Background  Silymarin is the most commonly used herbal product for chronic liver disease; yet, whether silymarin protects against liver disease progression remains unclear.

Aim  To assess the effects of silymarin use on subsequent liver disease progression in 1049 patients of the Hepatitis C Antiviral Long-Term Treatment against Cirrhosis (HALT-C) trial who had advanced fibrosis or cirrhosis and had failed prior peginterferon plus ribavirin treatment.

Methods  Patients recorded their use of silymarin at baseline and were followed up for liver disease progression (two point increase in Ishak fibrosis score across baseline, year 1.5, and year 3.5 biopsies) and over 8.65 years for clinical outcomes.

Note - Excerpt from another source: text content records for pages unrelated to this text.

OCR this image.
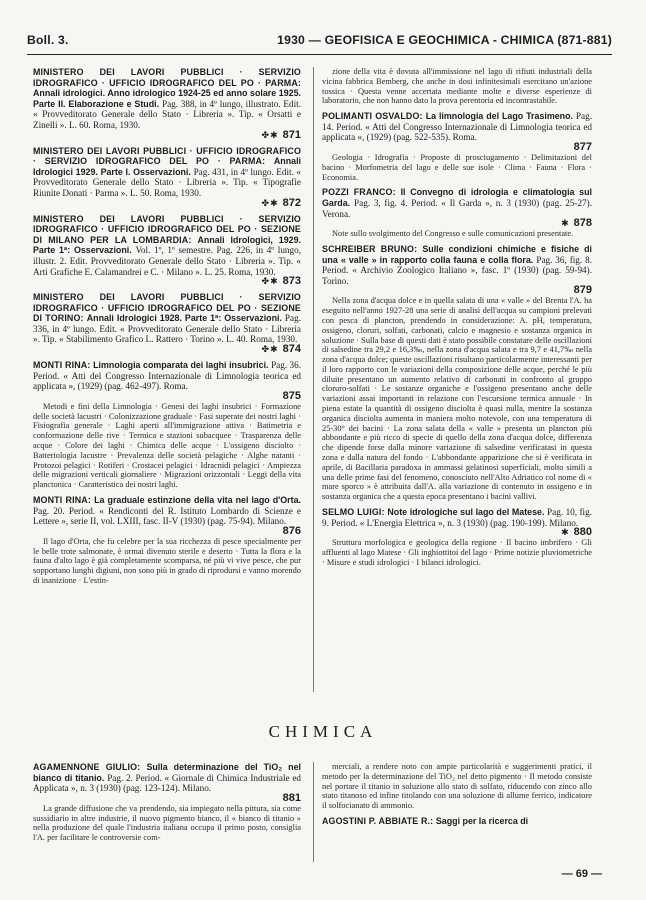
Boll. 3.	1930 — GEOFISICA E GEOCHIMICA - CHIMICA (871-881)
MINISTERO DEI LAVORI PUBBLICI · SERVIZIO IDROGRAFICO · UFFICIO IDROGRAFICO DEL PO · PARMA: Annali idrologici. Anno idrologico 1924-25 ed anno solare 1925. Parte II. Elaborazione e Studi. Pag. 388, in 4º lungo, illustrato. Edit. « Provveditorato Generale dello Stato · Libreria ». Tip. « Orsatti e Zinelli ». L. 60. Roma, 1930.
✤✱ 871
MINISTERO DEI LAVORI PUBBLICI · UFFICIO IDROGRAFICO · SERVIZIO IDROGRAFICO DEL PO · PARMA: Annali Idrologici 1929. Parte I. Osservazioni. Pag. 431, in 4º lungo. Edit. « Provveditorato Generale dello Stato · Libreria ». Tip. « Tipografie Riunite Donati · Parma ». L. 50. Roma, 1930.
✤✱ 872
MINISTERO DEI LAVORI PUBBLICI · SERVIZIO IDROGRAFICO · UFFICIO IDROGRAFICO DEL PO · SEZIONE DI MILANO PER LA LOMBARDIA: Annali Idrologici, 1929. Parte 1ª: Osservazioni. Vol. 1º, 1º semestre. Pag. 226, in 4º lungo, illustr. 2. Edit. Provveditorato Generale dello Stato · Libreria ». Tip. « Arti Grafiche E. Calamandrei e C. · Milano ». L. 25. Roma, 1930.
✤✱ 873
MINISTERO DEI LAVORI PUBBLICI · SERVIZIO IDROGRAFICO · UFFICIO IDROGRAFICO DEL PO · SEZIONE DI TORINO: Annali Idrologici 1928. Parte 1ª: Osservazioni. Pag. 336, in 4º lungo. Edit. « Provveditorato Generale dello Stato · Libreria ». Tip. « Stabilimento Grafico L. Rattero · Torino ». L. 40. Roma, 1930.
✤✱ 874
MONTI RINA: Limnologia comparata dei laghi insubrici. Pag. 36. Period. « Atti del Congresso Internazionale di Limnologia teorica ed applicata », (1929) (pag. 462-497). Roma.
875
Metodi e fini della Limnologia · Genesi dei laghi insubrici · Formazione delle società lacustri · Colonizzazione graduale · Fasi superate dei nostri laghi · Fisiografia generale · Laghi aperti all'immigrazione attiva · Batimetria e conformazione delle rive · Termica e stazioni subacquee · Trasparenza delle acque · Colore dei laghi · Chimica delle acque · L'ossigeno disciolto · Batteriologia lacustre · Prevalenza delle società pelagiche · Alghe natanti · Protozoi pelagici · Rotiferi · Crostacei pelagici · Idracnidi pelagici · Ampiezza delle migrazioni verticali giornaliere · Migrazioni orizzontali · Leggi della vita planctonica · Caratteristica dei nostri laghi.
MONTI RINA: La graduale estinzione della vita nel lago d'Orta. Pag. 20. Period. « Rendiconti del R. Istituto Lombardo di Scienze e Lettere », serie II, vol. LXIII, fasc. II-V (1930) (pag. 75-94). Milano.
876
Il lago d'Orta, che fu celebre per la sua ricchezza di pesce specialmente per le belle trote salmonate, è ormai divenuto sterile e deserto · Tutta la flora e la fauna d'alto lago è già completamente scomparsa, né più vi vive pesce, che pur sopportano lunghi digiuni, non sono più in grado di riprodursi e vanno morendo di inanizione · L'estin-
zione della vita è dovuta all'immissione nel lago di rifiuti industriali della vicina fabbrica Bemberg, che anche in dosi infinitesimali esercitano un'azione tossica · Questa venne accertata mediante molte e diverse esperienze di laboratorio, che non hanno dato la prova perentoria ed incontrastabile.
POLIMANTI OSVALDO: La limnologia del Lago Trasimeno. Pag. 14. Period. « Atti del Congresso Internazionale di Limnologia teorica ed applicata », (1929) (pag. 522-535). Roma.
877
Geologia · Idrografia · Proposte di prosciugamento · Delimitazioni del bacino · Morfometria del lago e delle sue isole · Clima · Fauna · Flora · Economia.
POZZI FRANCO: Il Convegno di idrologia e climatologia sul Garda. Pag. 3, fig. 4. Period. « Il Garda », n. 3 (1930) (pag. 25-27). Verona.
✱ 878
Note sullo svolgimento del Congresso e sulle comunicazioni presentate.
SCHREIBER BRUNO: Sulle condizioni chimiche e fisiche di una « valle » in rapporto colla fauna e colla flora. Pag. 36, fig. 8. Period. « Archivio Zoologico Italiano », fasc. 1º (1930) (pag. 59-94). Torino.
879
Nella zona d'acqua dolce e in quella salata di una « valle » del Brenta l'A. ha eseguito nell'anno 1927-28 una serie di analisi dell'acqua su campioni prelevati con pesca di plancton, prendendo in considerazione: A. pH, temperatura, ossigeno, cloruri, solfati, carbonati, calcio e magnesio e sostanza organica in soluzione · Sulla base di questi dati è stato possibile constatare delle oscillazioni di salsedine tra 29,2 e 16,3‰, nella zona d'acqua salata e tra 9,7 e 41,7‰ nella zona d'acqua dolce; queste oscillazioni risultano particolarmente interessanti per il loro rapporto con le variazioni della composizione delle acque, perché le più diluite presentano un aumento relativo di carbonati in confronto al gruppo cloruro-solfati · Le sostanze organiche e l'ossigeno presentano anche delle variazioni assai importanti in relazione con l'escursione termica annuale · In piena estate la quantità di ossigeno disciolta è quasi nulla, mentre la sostanza organica disciolta aumenta in maniera molto notevole, con una temperatura di 25-30° dei bacini · La zona salata della « valle » presenta un plancton più abbondante e più ricco di specie di quello della zona d'acqua dolce, differenza che dipende forse dalla minore variazione di salsedine verificatasi in questa zona e dalla natura del fondo · L'abbondante apparizione che si è verificata in aprile, di Bacillaria paradoxa in ammassi gelatinosi superficiali, molto simili a una delle prime fasi del fenomeno, conosciuto nell'Alto Adriatico col nome di « mare sporco » è attribuita dall'A. alla variazione di contenuto in ossigeno e in sostanza organica che a questa epoca presentano i bacini vallivi.
SELMO LUIGI: Note idrologiche sul lago del Matese. Pag. 10, fig. 9. Period. « L'Energia Elettrica », n. 3 (1930) (pag. 190-199). Milano.
✱ 880
Struttura morfologica e geologica della regione · Il bacino imbrifero · Gli affluenti al lago Matese · Gli inghiottitoi del lago · Prime notizie pluviometriche · Misure e studi idrologici · I bilanci idrologici.
CHIMICA
AGAMENNONE GIULIO: Sulla determinazione del TiO₂ nel bianco di titanio. Pag. 2. Period. « Giornale di Chimica Industriale ed Applicata », n. 3 (1930) (pag. 123-124). Milano.
881
La grande diffusione che va prendendo, sia impiegato nella pittura, sia come sussidiario in altre industrie, il nuovo pigmento bianco, il « bianco di titanio » nella produzione del quale l'industria italiana occupa il primo posto, consiglia l'A. per facilitare le controversie com-
merciali, a rendere noto con ampie particolarità e suggerimenti pratici, il metodo per la determinazione del TiO₂ nel detto pigmento · Il metodo consiste nel portare il titanio in soluzione allo stato di solfato, riducendo con zinco allo stato titanoso ed infine titolando con una soluzione di allume ferrico, indicatore il solfocianato di ammonio.
AGOSTINI P. ABBIATE R.: Saggi per la ricerca di
— 69 —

Results  At baseline, 34% of patients had used silymarin, half of whom were current users. Use of silymarin was associated (P < 0.05) with male gender; oesophageal varices; higher ALT and albumin; and lower AST/ALT ratio, among other features. Baseline users had less hepatic collagen content on study biopsies and had less histological progression (HR: 0.57, 95% CI: 0.33–1.00; P-trend for longer duration of use=0.026). No effect was seen for clinical outcomes.

Conclusions  Silymarin use among patients with advanced hepatitis C-related liver disease is associated with reduced progression from fibrosis to cirrhosis, but has no impact on clinical outcomes (Clinicaltrials.gov #NCT00006164).